La domanda che ci impone il docufilm è: come facciamo ad essere sicuri che non risucceda? Parlandone, contorcendoci anche nelle sale cinematografiche, ascoltando storie di bambine strappate via dalla mamma mentre dormivano, bambini costretti a gettare via cadaveri e a cantare in tedesco a piedi scalzi e frustati, cercando di fare similitudini con l’attualità, la Libia, la Siria, i migranti lasciati morire in mare…
Nel documentario, tra le altre, le voci del rabbino Michael Berenbaum, storico e docente di studi giudaici in diverse università americane, dello storico della Shoah Marcello Pezzetti, direttore del nascente Museo della Shoah di Roma, dell’etnopsicologa francese Nathalie Zajde, delle testimoni Doris Grozdanovicova e Fanny Hochbaum, della violinista di fama internazionale Francesca Dego, di Yves Kugelmann giornalista e membro dell’Anne Frank Fonds di Basilea, di Ronald Leopold, direttore dell’Anne Frank House, del direttore del magazine online Jewpopo Alain Granat, del fotografo Simon Daval.
#AnneFrank. Vite parallele. Scritto e diretto da Sabina Fedeli e Anna Migotto, con la colonna sonora di Lele Marchitelli, prodotto da 3D Produzioni e Nexo Digital in partecipazione con Rai Cinema e in collaborazione con l’Anne Frank Fonds di Basilea e il Piccolo Teatro di Milano-Teatro d’Europa, in uscita nei cinema italiani solo l’11, 12 e 13 novembre (elenco sale su nexodigital.it).

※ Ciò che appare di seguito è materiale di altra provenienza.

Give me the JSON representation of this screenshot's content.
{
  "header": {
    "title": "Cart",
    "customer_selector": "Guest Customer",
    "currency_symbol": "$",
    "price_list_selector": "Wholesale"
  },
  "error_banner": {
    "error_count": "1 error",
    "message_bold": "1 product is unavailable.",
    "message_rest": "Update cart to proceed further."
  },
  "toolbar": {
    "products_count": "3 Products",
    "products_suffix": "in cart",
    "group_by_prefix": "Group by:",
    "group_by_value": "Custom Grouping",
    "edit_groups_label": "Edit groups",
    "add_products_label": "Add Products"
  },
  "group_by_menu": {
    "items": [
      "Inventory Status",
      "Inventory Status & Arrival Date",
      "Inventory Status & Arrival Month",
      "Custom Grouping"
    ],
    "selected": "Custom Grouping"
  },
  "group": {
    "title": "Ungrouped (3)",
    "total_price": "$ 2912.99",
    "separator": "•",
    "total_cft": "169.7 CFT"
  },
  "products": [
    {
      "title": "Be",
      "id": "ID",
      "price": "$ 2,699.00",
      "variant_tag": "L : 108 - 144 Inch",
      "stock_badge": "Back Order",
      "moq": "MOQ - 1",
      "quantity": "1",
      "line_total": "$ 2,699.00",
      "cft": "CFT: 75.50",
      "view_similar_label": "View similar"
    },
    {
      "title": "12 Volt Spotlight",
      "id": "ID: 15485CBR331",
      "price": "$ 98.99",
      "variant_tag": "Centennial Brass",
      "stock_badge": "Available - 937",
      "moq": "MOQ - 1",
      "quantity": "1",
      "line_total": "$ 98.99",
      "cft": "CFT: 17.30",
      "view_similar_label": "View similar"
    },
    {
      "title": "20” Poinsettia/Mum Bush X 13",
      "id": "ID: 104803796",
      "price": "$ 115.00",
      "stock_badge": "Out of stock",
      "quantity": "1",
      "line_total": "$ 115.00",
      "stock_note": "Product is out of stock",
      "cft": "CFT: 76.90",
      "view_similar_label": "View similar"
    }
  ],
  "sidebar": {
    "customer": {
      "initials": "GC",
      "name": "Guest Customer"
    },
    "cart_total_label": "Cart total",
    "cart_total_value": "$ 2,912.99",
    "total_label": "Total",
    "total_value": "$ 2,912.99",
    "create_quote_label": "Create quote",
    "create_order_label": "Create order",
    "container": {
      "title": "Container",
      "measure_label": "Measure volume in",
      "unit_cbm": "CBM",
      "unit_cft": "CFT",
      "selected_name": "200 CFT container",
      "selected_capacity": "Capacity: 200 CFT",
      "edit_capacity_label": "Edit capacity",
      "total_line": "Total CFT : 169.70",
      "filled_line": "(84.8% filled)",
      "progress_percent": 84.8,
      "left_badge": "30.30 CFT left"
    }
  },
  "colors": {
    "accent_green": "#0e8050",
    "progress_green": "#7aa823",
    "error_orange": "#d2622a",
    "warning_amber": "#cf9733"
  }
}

In occasione dell’uscita del docu-film, nasce anche il profilo Instagram @CaraAnneFrank: come Kitty contemporanee, tutti noi possiamo parlare ad Anne e alle altre testimoni raccontando loro i nostri pensieri e le nostre emozioni sul tema della memoria. È questo l’invito rivolto a studenti e lettori in occasione dell’uscita in sala di #AnneFrank. Vite parallele, che vorrebbe mettere in luce l’assoluta contemporaneità del messaggio e delle testimonianze di Anne, Arianna, Sarah, Helga, Andra e Tatiana come strumento per comprendere il mondo attuale e contro ogni forma di razzismo.